The bread course was stronger, a very indulgent little brioche with some fantastic fermented green chilli butter. Yum. Nice chicken liver parfait too, although there was too little bread for the amount of butter and parfait. I had to watch them take the remains of that lovely butter away! Hmm… raises an interesting question, though. Now that bread has become “a course” in most tasting menus, rather than just something offered at the start of the meal with little fanfare, is it still okay to just ask for more?
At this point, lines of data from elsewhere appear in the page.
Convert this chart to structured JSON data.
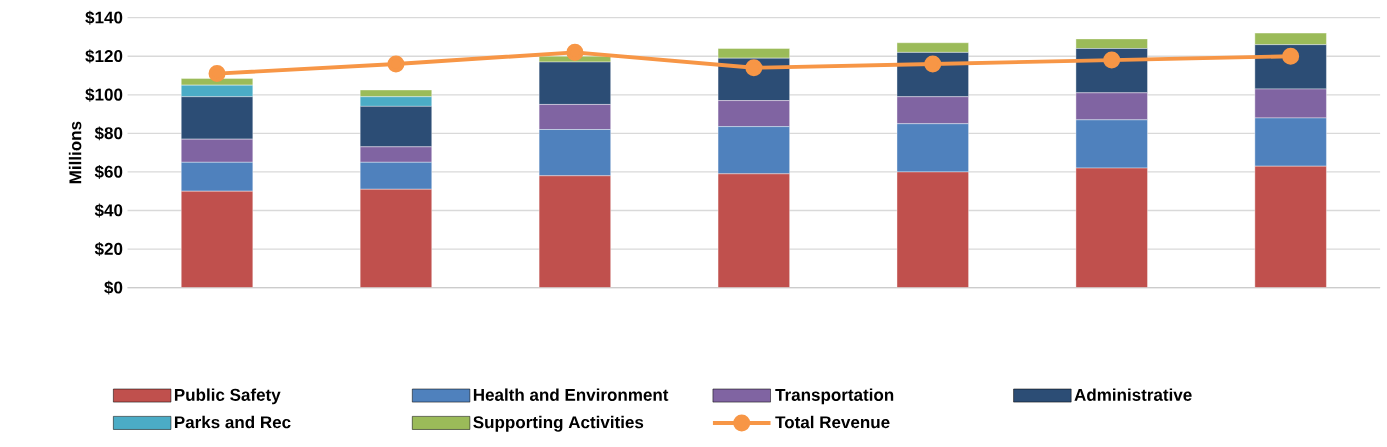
{
  "chart_data": {
    "type": "bar",
    "stacked": true,
    "ylabel": "Millions",
    "categories": [
      null,
      null,
      null,
      null,
      null,
      null,
      null
    ],
    "ylim": [
      0,
      140
    ],
    "yticks": [
      {
        "value": 0,
        "label": "$0"
      },
      {
        "value": 20,
        "label": "$20"
      },
      {
        "value": 40,
        "label": "$40"
      },
      {
        "value": 60,
        "label": "$60"
      },
      {
        "value": 80,
        "label": "$80"
      },
      {
        "value": 100,
        "label": "$100"
      },
      {
        "value": 120,
        "label": "$120"
      },
      {
        "value": 140,
        "label": "$140"
      }
    ],
    "grid": "y",
    "legend": "bottom",
    "marker": "circle",
    "series": [
      {
        "name": "Public Safety",
        "color": "#c0504d",
        "values": [
          50,
          51,
          58,
          59,
          60,
          62,
          63
        ]
      },
      {
        "name": "Health and Environment",
        "color": "#4f81bd",
        "values": [
          15,
          14,
          24,
          24.5,
          25,
          25,
          25
        ]
      },
      {
        "name": "Transportation",
        "color": "#8064a2",
        "values": [
          12,
          8,
          13,
          13.5,
          14,
          14,
          15
        ]
      },
      {
        "name": "Administrative",
        "color": "#2c4d75",
        "values": [
          22,
          21,
          22,
          22,
          23,
          23,
          23
        ]
      },
      {
        "name": "Parks and Rec",
        "color": "#4bacc6",
        "values": [
          6,
          5,
          0,
          0,
          0,
          0,
          0
        ]
      },
      {
        "name": "Supporting Activities",
        "color": "#9bbb59",
        "values": [
          3.5,
          3.5,
          3,
          5,
          5,
          5,
          6
        ]
      },
      {
        "name": "Total Revenue",
        "type": "line",
        "color": "#f79646",
        "values": [
          111,
          116,
          122,
          114,
          116,
          118,
          120
        ]
      }
    ]
  }
}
Anyway, next was a nice plump piece of monkfish, very lightly cooked and served with a buttery curd sauce that had some of the same fermented chilli flavour. Great piece of fish, although I think it could have stood up to some more serious flavours. This was followed by a beautiful chunk of lamb off the barbecue grill, charred edges but pink and full-flavoured within. My favourite dish came next: a “galouti” kebab of goat, which seems to be a very soft (i.e. spreadable) ball of meat off the grill, sandwiched into a beautifully soft and paper-thin charred roomali roti. Potent spices in the kebab but the flavour of the meat came through well.

Chicken off the grill

Chicken off the grill

The main course was, of course, a complete little curry: rice, daal and a well-seared chicken breast with a splendid buttery curd gravy. The rice was a superb pulao with bits of morel through it, the daal was richly buttery but a bit lacking in depth of flavour. Pre-dessert came in the form of a lovely roast pineapple sorbet with tarragon leaf. Note this: pineapple and tarragon are a BRILLIANT pairing. The main dessert was a lovely creamy concoction in a crisp white chocolate shell, with some delicate saffron flavours a bit beaten by the nice passionfruit curd. The very very fine sev surrounding the crisp egg was a deft touch.

Overall a very good menu, albeit we managed to pick some holes. They’ve some good house cocktails and a decent selection of wines by the glass. We also finished off with a very fine creamy chai served in homely earthenware teapots. The menu is £125 each and on balance I think that’s what I’d expect from Mayfair but, taken more broadly, probably a little steep for the meal we had. All that said, it was a lovely evening and I’d recommend a visit to Bibi.